WATERFALLS OF SOUTHERN BELIZE
6 miles south of San Antonio, just past the village of Santa Cruz, is the Rio Blanco Waterfall Park, a popular stop for locals and visitors. A small octagonal sign on the roadside points the direction to the entrance of the Park. The jungle-surrounded trail is only a mile long from the road. Vehicles are able to drive down the trail, though it may be a bit difficult for large vehicles to turn around. At the end of the trail, two short flights of stone steps descend to a wide, flat platform.
Declared a protected area in 1992, this 500-acre preserve has been designated an Indigenous Peoples Park as it is controlled by the nearby villages of Santa Elena and Santa Cruz for their own use as well as foreign tourist.
Here the Rio Blanco flows through wide, shallow pools and gentle cascades formed of smooth slabs of mudstone and sandstone, before pouring over a 15 foot ledge into a deep pool. A smooth stone ledge at the end of the trail from the parking lot, covered with a layer of scattered snail shells, rises steeply about 20 feet above the pool. This is a favorite jumping spot for local thrill seekers. Beware that the climb back up is not as easy as the drop down.
Surrounding limestone boulders allow easy exploration above the pool. Further upstream, a small waterfall and wading pool feed the main waterfall. Trees and flowering vegetation encircle the cliffs providing cool shade. Blue Morpho butterflies flutter in and out of the surrounding trees. It is usually easy to have this peaceful place all to yourself. No facilities are available, but it is a great spot for swimming and picnicking. Maya children sometimes go there to sell trinkets to tourists.
Just a mile from San Antonio Village flows the tranquil San Antonio waterfall and pool, just a couple yards off the roadside. The waterfall gently cascades 8 feet over a smooth pear shaped limestone rock covered with bright green moss. Riverine vegetation surrounds the entire pool. Large boulders allow easy access to the pool below and the falls above.
Above the waterfall, thick vegetation surrounds an upper cove with a smooth limestone floor. The water in the cove is only a half foot deep making it easy to explore.

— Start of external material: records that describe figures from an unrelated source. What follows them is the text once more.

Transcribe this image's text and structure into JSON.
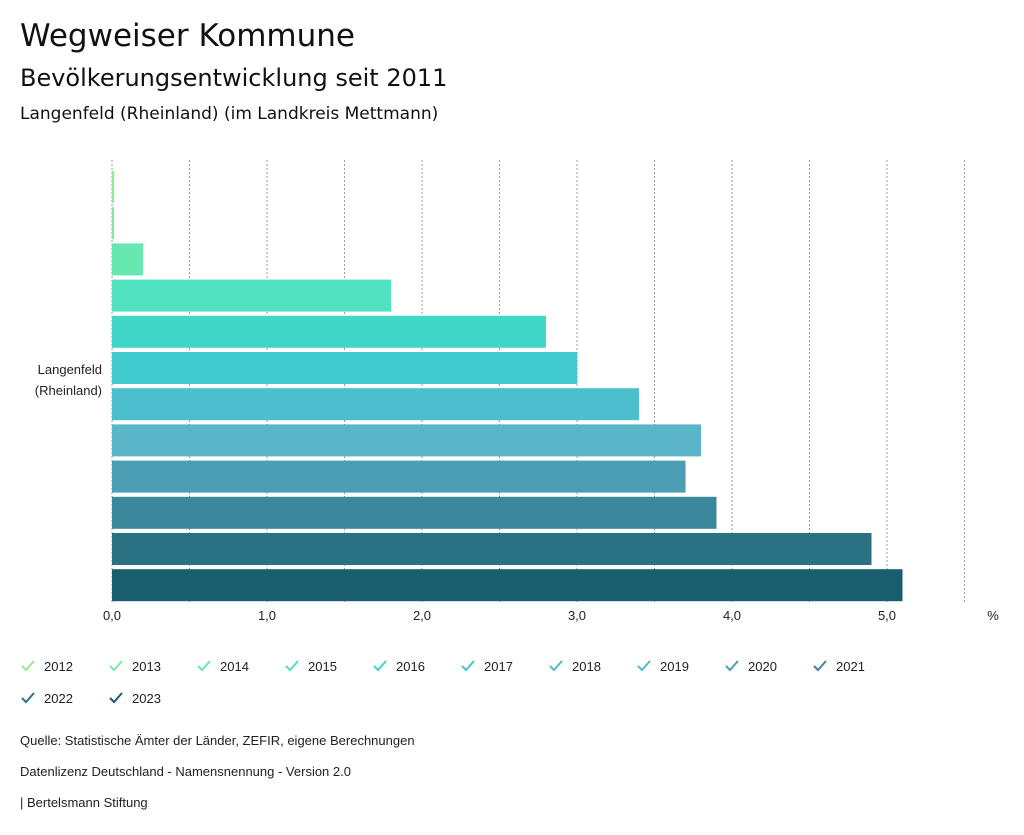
{
  "header": {
    "title": "Wegweiser Kommune",
    "subtitle": "Bevölkerungsentwicklung seit 2011",
    "region": "Langenfeld (Rheinland) (im Landkreis Mettmann)"
  },
  "chart_data": {
    "type": "bar",
    "orientation": "horizontal",
    "categories": [
      "Langenfeld (Rheinland)"
    ],
    "category_label_lines": [
      "Langenfeld",
      "(Rheinland)"
    ],
    "series": [
      {
        "name": "2012",
        "values": [
          0.01
        ],
        "color": "#90ee90"
      },
      {
        "name": "2013",
        "values": [
          0.01
        ],
        "color": "#7eeaa4"
      },
      {
        "name": "2014",
        "values": [
          0.2
        ],
        "color": "#66e8b0"
      },
      {
        "name": "2015",
        "values": [
          1.8
        ],
        "color": "#50e2c0"
      },
      {
        "name": "2016",
        "values": [
          2.8
        ],
        "color": "#40d6c8"
      },
      {
        "name": "2017",
        "values": [
          3.0
        ],
        "color": "#40cace"
      },
      {
        "name": "2018",
        "values": [
          3.4
        ],
        "color": "#4bbfce"
      },
      {
        "name": "2019",
        "values": [
          3.8
        ],
        "color": "#5bb5c8"
      },
      {
        "name": "2020",
        "values": [
          3.7
        ],
        "color": "#4a9db2"
      },
      {
        "name": "2021",
        "values": [
          3.9
        ],
        "color": "#3b889c"
      },
      {
        "name": "2022",
        "values": [
          4.9
        ],
        "color": "#2a7283"
      },
      {
        "name": "2023",
        "values": [
          5.1
        ],
        "color": "#195e6e"
      }
    ],
    "xlim": [
      0,
      5.5
    ],
    "xticks": [
      0,
      0.5,
      1,
      1.5,
      2,
      2.5,
      3,
      3.5,
      4,
      4.5,
      5,
      5.5
    ],
    "xtick_labels": [
      "0,0",
      "1,0",
      "2,0",
      "3,0",
      "4,0",
      "5,0"
    ],
    "xtick_label_values": [
      0,
      1,
      2,
      3,
      4,
      5
    ],
    "unit": "%",
    "grid": true,
    "legend_position": "bottom"
  },
  "footer": {
    "source": "Quelle: Statistische Ämter der Länder, ZEFIR, eigene Berechnungen",
    "license": "Datenlizenz Deutschland - Namensnennung - Version 2.0",
    "publisher": "| Bertelsmann Stiftung"
  }
}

The shade trees provide a cool spot for picnicking on flat, dry boulders near the pool. A cool dip in the pool is refreshing on a hot day. Watch fo multicolored dragonflies feeding among the stream-side vegetation, and hummingbirds bathing in the spray of the falls.

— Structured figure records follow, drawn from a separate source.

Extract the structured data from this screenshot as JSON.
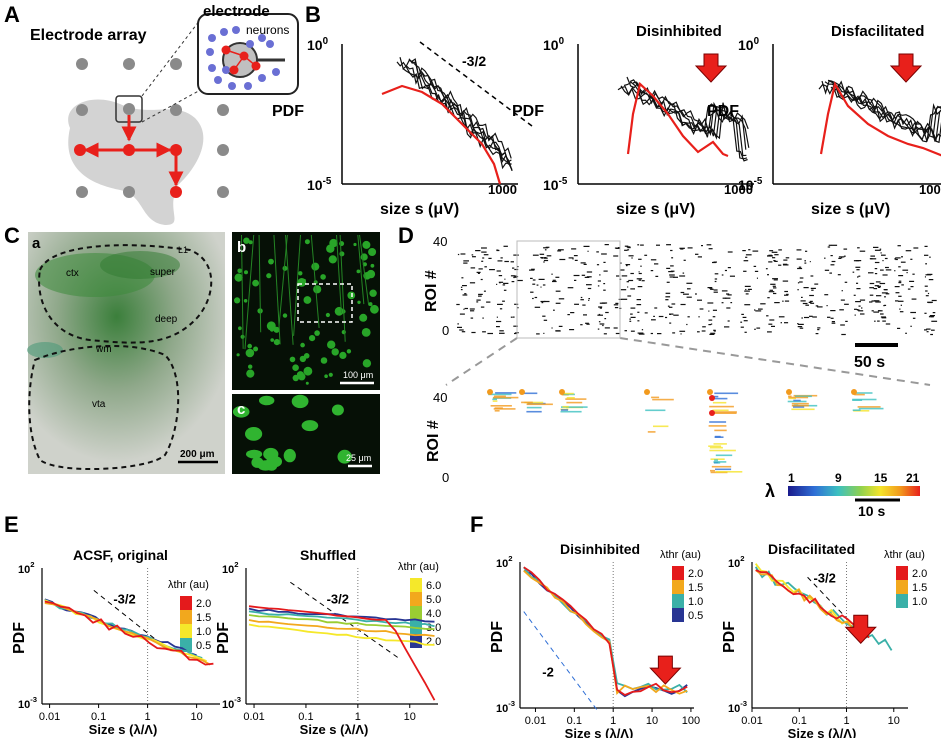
{
  "panels": {
    "A": {
      "letter": "A",
      "title": "Electrode array",
      "electrode": "electrode",
      "neurons": "neurons"
    },
    "B": {
      "letter": "B",
      "plots": [
        {
          "title": "",
          "ylabel": "PDF",
          "xlabel": "size s  (μV)",
          "ytop": "10",
          "ytop_exp": "0",
          "ybot": "10",
          "ybot_exp": "-5",
          "xmax": "1000",
          "slope": "-3/2"
        },
        {
          "title": "Disinhibited",
          "ylabel": "PDF",
          "xlabel": "size s  (μV)",
          "ytop": "10",
          "ytop_exp": "0",
          "ybot": "10",
          "ybot_exp": "-5",
          "xmax": "1000"
        },
        {
          "title": "Disfacilitated",
          "ylabel": "PDF",
          "xlabel": "size s  (μV)",
          "ytop": "10",
          "ytop_exp": "0",
          "ybot": "10",
          "ybot_exp": "-5",
          "xmax": "1000"
        }
      ]
    },
    "C": {
      "letter": "C",
      "sub_a": "a",
      "sub_b": "b",
      "sub_c": "c",
      "regions": [
        "ctx",
        "super",
        "deep",
        "wm",
        "vta",
        "L1"
      ],
      "scale_a": "200 μm",
      "scale_b": "100 μm",
      "scale_c": "25 μm"
    },
    "D": {
      "letter": "D",
      "ylabel": "ROI #",
      "ytop": "40",
      "ybot": "0",
      "scale_top": "50 s",
      "scale_bot": "10 s",
      "lambda": "λ",
      "colorbar_ticks": [
        "1",
        "9",
        "15",
        "21"
      ]
    },
    "E": {
      "letter": "E",
      "plots": [
        {
          "title": "ACSF, original",
          "legend_title": "λthr (au)",
          "legend": [
            "2.0",
            "1.5",
            "1.0",
            "0.5"
          ],
          "slope": "-3/2"
        },
        {
          "title": "Shuffled",
          "legend_title": "λthr (au)",
          "legend": [
            "6.0",
            "5.0",
            "4.0",
            "3.0",
            "2.0"
          ],
          "slope": "-3/2"
        }
      ],
      "ylabel": "PDF",
      "xlabel": "Size s (λ/Λ)",
      "xticks": [
        "0.01",
        "0.1",
        "1",
        "10"
      ],
      "ytop": "10",
      "ytop_exp": "2",
      "ybot": "10",
      "ybot_exp": "-3"
    },
    "F": {
      "letter": "F",
      "plots": [
        {
          "title": "Disinhibited",
          "legend_title": "λthr (au)",
          "legend": [
            "2.0",
            "1.5",
            "1.0",
            "0.5"
          ],
          "slope": "-2",
          "xticks": [
            "0.01",
            "0.1",
            "1",
            "10",
            "100"
          ]
        },
        {
          "title": "Disfacilitated",
          "legend_title": "λthr (au)",
          "legend": [
            "2.0",
            "1.5",
            "1.0"
          ],
          "slope": "-3/2",
          "xticks": [
            "0.01",
            "0.1",
            "1",
            "10"
          ]
        }
      ],
      "ylabel": "PDF",
      "xlabel": "Size s (λ/Λ)",
      "ytop": "10",
      "ytop_exp": "2",
      "ybot": "10",
      "ybot_exp": "-3"
    }
  },
  "colors": {
    "red": "#e8201b",
    "gray": "#c8c8c8",
    "dot": "#8a8a8a",
    "arrow": "#e8201b"
  },
  "legend_colors": {
    "E0": [
      "#e41a1c",
      "#f2a81d",
      "#f5e82a",
      "#3ab0a8",
      "#283593"
    ],
    "E1": [
      "#f5e82a",
      "#f2a81d",
      "#9acd32",
      "#3ab0a8",
      "#283593"
    ]
  }
}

The Golden Stream waterfall and pool is situated near Golden Stream Village along the Southern Highway. The road leading to the falls is on the west side of the highway, just after the Golden Stream Gift Shop (a thatch roofed hut painted blue). This road ends at a small field where the pool is hidden by a single line of trees. A narrow slippery path leads down to the main pool.
Tall trees and thick vegetation grow along both sides of the crystal clear stream. Small waterfalls tumble from a two foot ledge into a big pool varying in depth from 2 to 6 feet deep. Further up the river, gentle cascades tumble over a short ledge of limestone boulders into a smaller pool.

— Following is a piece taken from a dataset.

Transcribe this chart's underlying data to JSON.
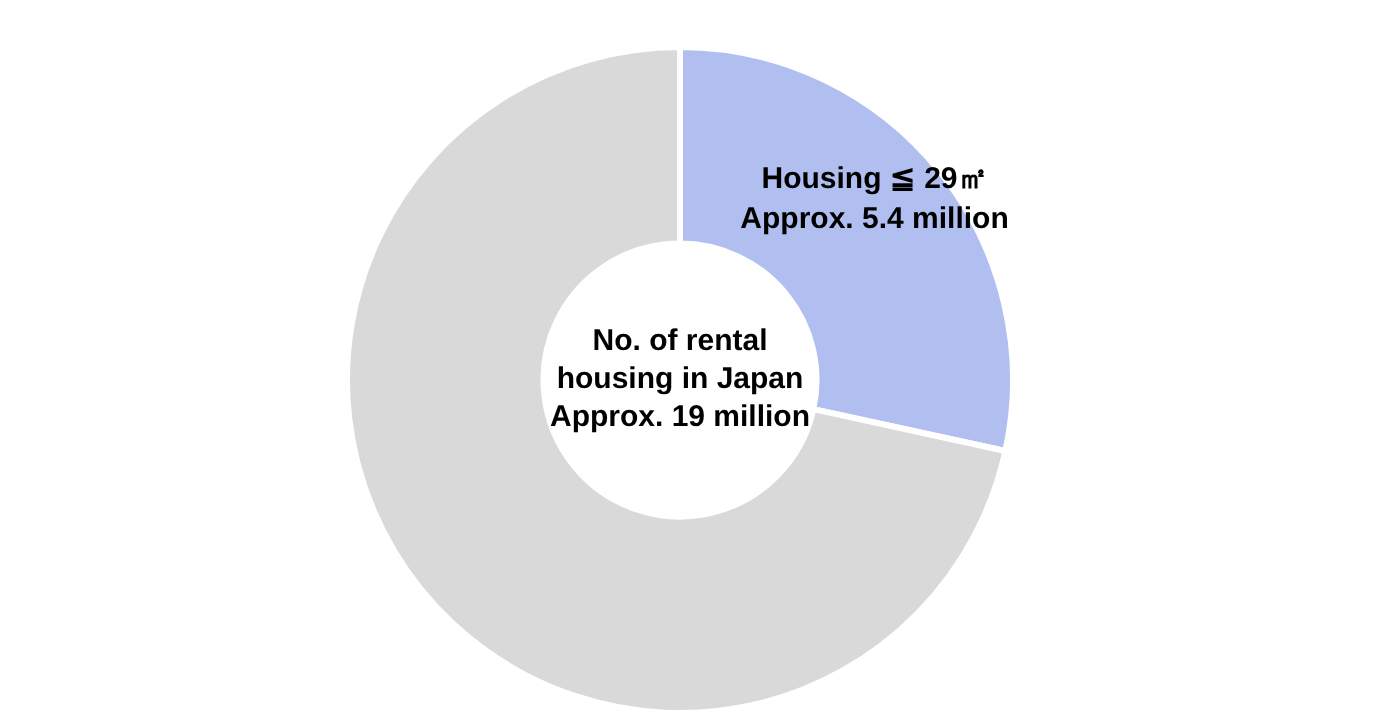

The pools are separated by an upper level of flat limestone covered with shallow grooves which create small puddles. Two flat stones near the edge of the river reveal patches of threadbare material-evidence that the Maya villagers frequently use the area to wash their clothes and bathe.
The Pueblo Viejo Upper and Lower Falls are located at the base of limestone hills below Pueblo Viejo Village. The river flows through multiple layers of giant limestone steps with waterfalls spilling from ledge to ledge. Thick riverine vegetation covers the length of this huge limestone formation.
Small waterfalls flow over each ledge, rushing through narrow cuts on each level toward the next fall. Each level is flat and extends about 10 feet long and 20 feet wide. They are covered with shallow puddles where tadpoles thrive. At the bottom of this giant limestone step, the highest waterfall is about 15 feet above a wide swimming pool. The huge pool below flows downstream where Maya villagers frequently bathe and wash their clothes. With the help of a guide from the village, you can hike past the falls on a trail leading to the nearby forested mountains.